Una prova di forza entusiasmante dal parte del corridore inglese, al primo successo della carriera in un grande giro nonostante da due anni a questa parte si sia dimostrato tra i più forti nelle corse di tre settimane. La sua ascesa è cominciata sulle strade della Vuelta, nel 2011. Dopo aver iniziato la corsa come gregario per Bradley Wiggins, appare evidente che Froome ne abbia di più del connazionale e compagno al Team Sky. Nelle ultime tappe, quando è libero di fare la sua corsa, ingaggia uno splendido duello con Cobo, fino ad arrivare alla tappa di Peña Cabarga nella quali i due danno vita ad un testa tra i più palpitanti degli ultimi anni sui 5 chilometri finali di ascesa. Froome non vince, ma convince dopo un inizio di carriera stentato anche a causa di una patologia debilitante come la Bilharzosi.

Nel 2012 deve ancora mettere da parte le ambizioni personali al fine di lavorare per Wiggins. Alla fine sarà secondo al Tour de France e terzo nella prova a cronometro delle Olimpiadi di Londra, sempre con l’ingombrante compagno in prima posizione. Il keniano bianco, come viene soprannominato per le sue origini, dimostra però di essere ormai pronto per il grande salto di qualità, puntualmente avvenuto nel 2013. Con i gradi di capitano sulle spalle corre una prima parte di stagione di altissimo livello, perdendo solo in occasione della Tirreno-Adriatico da un grande Vincenzo Nibali, l’unico corridore in grado, grazie al coraggio e alla fantasia, di metterlo in difficoltà.

Arriviamo, dunque, al Tour de France. Avevamo lasciato il corridore del Team Sky in testa, quasi senza rivali. Nelle prove a cronometro domina rispetto agli avversari diretti, in salita è sempre il migliore fino al termine della seconda settimana. La scalata al Mont Ventoux è un ricordo indelebile nella mente di tutti gli appassionati. Uno scatto, secco, a 7 chilometri dalla vetta lo proietta all’inseguimento di Nairo Quintana, in avanscoperta sin dalle prime rampe della salita. Il colombiano non può resistere al ritorno della maglia gialla, che nei successivi chilometri prova più e più volte a staccarlo: nulla da fare. La resistenza stoica del corridore della Movistar viene però fiaccata dal ritmo tenuto da Froome, che ad un chilometro dalla vetta rimane solo con la sua fame di vittoria, finalmente placata sul Monte Calvo, tanto caro a Francesco Petrarca.

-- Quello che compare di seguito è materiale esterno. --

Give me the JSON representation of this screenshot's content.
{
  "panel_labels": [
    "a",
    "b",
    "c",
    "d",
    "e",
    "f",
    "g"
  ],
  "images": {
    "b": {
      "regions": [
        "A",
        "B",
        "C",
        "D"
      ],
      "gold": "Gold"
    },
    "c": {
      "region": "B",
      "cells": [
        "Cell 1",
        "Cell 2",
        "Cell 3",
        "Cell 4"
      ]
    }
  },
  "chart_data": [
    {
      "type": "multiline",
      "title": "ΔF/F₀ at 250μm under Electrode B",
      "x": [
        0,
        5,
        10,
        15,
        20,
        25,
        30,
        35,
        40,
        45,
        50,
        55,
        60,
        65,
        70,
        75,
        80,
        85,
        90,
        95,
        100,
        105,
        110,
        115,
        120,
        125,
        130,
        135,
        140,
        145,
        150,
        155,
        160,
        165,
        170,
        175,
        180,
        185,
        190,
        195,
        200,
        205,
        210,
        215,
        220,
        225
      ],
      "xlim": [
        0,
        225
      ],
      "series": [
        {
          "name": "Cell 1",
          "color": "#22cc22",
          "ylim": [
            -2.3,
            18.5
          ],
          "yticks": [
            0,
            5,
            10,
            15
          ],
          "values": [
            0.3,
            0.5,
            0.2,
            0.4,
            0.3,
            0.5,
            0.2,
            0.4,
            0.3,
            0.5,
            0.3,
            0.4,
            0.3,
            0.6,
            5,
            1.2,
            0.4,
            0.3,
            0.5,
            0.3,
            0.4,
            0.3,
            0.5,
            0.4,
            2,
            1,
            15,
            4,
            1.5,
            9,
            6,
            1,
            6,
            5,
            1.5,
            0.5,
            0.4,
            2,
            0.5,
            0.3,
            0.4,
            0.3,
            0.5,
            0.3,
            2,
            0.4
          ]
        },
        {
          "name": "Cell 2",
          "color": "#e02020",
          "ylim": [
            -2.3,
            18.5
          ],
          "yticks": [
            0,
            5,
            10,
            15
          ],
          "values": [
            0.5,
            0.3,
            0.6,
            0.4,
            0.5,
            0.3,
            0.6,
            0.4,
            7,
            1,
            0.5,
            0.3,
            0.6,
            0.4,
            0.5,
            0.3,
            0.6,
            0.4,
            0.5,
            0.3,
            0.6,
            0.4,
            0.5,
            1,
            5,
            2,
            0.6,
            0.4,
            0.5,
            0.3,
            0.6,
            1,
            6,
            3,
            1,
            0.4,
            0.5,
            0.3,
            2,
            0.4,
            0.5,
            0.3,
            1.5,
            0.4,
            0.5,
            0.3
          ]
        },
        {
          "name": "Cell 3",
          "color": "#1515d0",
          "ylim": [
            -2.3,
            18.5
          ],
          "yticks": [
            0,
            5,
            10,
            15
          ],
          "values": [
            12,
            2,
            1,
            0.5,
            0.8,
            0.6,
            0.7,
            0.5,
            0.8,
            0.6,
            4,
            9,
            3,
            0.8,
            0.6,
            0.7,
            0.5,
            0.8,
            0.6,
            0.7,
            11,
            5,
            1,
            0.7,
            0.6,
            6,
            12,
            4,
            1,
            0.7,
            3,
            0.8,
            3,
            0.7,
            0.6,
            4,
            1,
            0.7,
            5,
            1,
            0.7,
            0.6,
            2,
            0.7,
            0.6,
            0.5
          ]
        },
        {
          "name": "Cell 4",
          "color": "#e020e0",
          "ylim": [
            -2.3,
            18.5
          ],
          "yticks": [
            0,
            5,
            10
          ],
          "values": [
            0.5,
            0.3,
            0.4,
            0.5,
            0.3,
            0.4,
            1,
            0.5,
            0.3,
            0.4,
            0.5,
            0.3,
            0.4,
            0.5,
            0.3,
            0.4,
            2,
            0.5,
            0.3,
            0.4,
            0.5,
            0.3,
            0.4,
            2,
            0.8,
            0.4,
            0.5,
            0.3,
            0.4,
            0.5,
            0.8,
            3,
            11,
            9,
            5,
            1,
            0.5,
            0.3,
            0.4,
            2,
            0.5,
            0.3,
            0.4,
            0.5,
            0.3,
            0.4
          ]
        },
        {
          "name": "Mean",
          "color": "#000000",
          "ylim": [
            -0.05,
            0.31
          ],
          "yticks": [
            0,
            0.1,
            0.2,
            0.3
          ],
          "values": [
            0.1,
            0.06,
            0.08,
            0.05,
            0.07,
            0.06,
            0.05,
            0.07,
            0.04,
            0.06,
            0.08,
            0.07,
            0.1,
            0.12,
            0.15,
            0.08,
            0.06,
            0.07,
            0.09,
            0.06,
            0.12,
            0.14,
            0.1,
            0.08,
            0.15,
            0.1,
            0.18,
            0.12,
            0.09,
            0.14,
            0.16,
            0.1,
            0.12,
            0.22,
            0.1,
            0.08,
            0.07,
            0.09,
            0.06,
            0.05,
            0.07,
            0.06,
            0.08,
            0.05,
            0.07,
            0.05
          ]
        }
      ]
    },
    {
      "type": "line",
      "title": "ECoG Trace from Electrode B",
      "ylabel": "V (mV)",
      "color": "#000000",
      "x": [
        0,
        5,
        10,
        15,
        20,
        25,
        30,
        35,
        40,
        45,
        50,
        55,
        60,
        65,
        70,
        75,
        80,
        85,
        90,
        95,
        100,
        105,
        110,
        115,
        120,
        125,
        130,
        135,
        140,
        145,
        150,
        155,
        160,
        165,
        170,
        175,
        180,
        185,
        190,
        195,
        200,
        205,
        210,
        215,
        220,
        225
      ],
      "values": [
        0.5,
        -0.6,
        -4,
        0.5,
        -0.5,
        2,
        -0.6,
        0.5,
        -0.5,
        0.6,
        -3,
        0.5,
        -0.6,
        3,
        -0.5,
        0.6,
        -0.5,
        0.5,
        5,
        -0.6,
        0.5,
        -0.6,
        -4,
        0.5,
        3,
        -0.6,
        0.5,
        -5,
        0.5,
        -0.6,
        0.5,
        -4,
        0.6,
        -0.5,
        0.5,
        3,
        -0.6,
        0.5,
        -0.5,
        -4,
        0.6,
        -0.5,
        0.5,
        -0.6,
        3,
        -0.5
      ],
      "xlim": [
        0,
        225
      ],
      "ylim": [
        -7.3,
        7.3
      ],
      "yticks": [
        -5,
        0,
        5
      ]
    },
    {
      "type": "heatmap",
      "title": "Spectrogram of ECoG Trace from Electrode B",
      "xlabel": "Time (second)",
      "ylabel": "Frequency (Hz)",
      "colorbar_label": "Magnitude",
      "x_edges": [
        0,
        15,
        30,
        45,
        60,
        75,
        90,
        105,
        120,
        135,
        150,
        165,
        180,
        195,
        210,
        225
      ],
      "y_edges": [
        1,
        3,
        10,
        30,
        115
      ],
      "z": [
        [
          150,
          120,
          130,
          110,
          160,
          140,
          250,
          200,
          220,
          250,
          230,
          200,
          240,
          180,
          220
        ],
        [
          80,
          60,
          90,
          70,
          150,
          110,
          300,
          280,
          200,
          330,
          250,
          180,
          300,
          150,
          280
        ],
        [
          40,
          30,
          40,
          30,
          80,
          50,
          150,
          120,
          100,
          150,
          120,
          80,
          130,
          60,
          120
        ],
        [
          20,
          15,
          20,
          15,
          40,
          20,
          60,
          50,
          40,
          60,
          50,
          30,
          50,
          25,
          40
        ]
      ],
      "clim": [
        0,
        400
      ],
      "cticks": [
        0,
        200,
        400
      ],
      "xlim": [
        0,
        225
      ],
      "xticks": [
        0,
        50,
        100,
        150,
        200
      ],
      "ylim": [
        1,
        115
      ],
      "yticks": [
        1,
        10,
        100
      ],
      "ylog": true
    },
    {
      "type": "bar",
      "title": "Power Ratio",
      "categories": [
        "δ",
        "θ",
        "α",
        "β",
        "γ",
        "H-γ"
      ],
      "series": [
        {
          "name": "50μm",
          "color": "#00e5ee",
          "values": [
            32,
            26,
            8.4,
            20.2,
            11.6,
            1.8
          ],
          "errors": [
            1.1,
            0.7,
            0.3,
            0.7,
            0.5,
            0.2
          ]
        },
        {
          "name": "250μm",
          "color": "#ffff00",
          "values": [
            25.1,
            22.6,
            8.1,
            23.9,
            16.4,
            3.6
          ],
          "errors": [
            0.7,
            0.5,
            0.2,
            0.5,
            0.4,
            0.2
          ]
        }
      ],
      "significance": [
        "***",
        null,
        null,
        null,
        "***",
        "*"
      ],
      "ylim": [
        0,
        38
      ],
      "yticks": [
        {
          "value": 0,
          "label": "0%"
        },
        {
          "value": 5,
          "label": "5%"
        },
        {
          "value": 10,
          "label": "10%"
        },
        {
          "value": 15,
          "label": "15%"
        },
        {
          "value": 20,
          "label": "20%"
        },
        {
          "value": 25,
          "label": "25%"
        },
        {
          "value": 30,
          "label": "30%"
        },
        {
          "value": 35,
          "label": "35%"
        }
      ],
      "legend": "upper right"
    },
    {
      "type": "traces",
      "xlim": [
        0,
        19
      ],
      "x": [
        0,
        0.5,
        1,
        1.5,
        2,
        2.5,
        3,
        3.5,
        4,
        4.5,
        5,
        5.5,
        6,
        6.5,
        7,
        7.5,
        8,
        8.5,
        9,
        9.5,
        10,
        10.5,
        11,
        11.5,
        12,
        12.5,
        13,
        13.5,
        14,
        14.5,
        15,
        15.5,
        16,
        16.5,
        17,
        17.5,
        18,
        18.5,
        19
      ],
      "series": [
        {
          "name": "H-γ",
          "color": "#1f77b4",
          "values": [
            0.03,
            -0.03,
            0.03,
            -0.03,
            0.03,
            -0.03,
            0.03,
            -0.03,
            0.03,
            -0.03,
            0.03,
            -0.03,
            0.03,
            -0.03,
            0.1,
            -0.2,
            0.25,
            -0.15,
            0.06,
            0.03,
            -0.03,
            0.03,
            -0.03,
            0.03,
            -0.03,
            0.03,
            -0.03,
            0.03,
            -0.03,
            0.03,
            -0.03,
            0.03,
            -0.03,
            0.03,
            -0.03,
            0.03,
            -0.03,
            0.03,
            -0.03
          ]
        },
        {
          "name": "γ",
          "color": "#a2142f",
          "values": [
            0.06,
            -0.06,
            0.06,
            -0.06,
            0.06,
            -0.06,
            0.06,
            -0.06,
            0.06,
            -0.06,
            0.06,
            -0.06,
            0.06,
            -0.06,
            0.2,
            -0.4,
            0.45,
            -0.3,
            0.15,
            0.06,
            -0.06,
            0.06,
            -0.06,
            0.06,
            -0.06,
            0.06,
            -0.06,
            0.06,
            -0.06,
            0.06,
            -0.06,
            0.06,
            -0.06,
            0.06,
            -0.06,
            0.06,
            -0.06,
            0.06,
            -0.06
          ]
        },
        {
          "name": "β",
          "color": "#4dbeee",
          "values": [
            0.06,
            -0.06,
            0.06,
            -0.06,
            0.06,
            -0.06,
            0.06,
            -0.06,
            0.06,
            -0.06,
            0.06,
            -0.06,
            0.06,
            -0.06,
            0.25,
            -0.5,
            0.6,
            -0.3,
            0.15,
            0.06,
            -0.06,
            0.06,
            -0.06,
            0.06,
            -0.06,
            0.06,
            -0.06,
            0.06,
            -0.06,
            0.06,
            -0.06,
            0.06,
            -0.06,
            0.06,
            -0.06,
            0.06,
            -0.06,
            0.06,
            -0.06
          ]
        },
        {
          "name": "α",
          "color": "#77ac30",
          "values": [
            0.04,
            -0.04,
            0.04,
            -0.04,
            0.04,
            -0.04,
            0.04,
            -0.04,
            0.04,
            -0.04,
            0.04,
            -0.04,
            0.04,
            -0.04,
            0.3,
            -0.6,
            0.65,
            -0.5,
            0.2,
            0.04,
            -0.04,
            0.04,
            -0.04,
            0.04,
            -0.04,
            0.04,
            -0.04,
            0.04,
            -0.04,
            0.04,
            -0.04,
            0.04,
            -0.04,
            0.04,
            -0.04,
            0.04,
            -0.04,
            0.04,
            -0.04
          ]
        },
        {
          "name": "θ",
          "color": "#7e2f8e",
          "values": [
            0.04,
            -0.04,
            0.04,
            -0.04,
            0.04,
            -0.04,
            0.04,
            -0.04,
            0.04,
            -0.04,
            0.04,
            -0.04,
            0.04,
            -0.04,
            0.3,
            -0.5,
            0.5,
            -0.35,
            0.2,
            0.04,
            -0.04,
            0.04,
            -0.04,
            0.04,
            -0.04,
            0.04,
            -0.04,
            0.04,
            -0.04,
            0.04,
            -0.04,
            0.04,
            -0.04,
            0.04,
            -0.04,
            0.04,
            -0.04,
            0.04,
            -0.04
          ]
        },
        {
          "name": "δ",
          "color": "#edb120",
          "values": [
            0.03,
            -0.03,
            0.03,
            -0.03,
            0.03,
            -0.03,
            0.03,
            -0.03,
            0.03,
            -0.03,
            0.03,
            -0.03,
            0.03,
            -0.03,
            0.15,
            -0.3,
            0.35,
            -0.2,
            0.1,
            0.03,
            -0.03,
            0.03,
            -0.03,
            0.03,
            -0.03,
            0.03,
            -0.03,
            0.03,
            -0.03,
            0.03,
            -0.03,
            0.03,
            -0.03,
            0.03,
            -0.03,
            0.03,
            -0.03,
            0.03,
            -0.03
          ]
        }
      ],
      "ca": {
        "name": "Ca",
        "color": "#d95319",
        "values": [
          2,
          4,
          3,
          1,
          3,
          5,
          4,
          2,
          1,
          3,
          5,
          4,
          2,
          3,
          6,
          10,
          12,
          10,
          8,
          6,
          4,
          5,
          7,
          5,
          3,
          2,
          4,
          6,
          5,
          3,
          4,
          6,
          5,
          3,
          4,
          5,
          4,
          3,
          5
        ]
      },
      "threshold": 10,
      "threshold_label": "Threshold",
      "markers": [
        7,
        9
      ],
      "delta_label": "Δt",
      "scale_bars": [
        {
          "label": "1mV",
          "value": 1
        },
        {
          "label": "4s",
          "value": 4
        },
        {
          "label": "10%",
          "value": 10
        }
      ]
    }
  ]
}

Gli ultimi 7 giorni sono meno sfavillanti e più complessi. Il Froome brillante di inizio Tour sembra accusare la fatica e una forma che va in calando; nonostante questo non crolla e resiste, divenendo il secondo britannico a trionfare nella Grande Boucle dodici mesi dopo Bradley Wiggins. Sui Campi Elisi può permettersi di perdere una quarantina di secondi con i compagni, a tratti superbi (una citazione particolare va a Richie Porte, quasi sempre impeccabile) nel condurlo sulle strade di Francia, per tagliare l’ultimo traguardo in parata.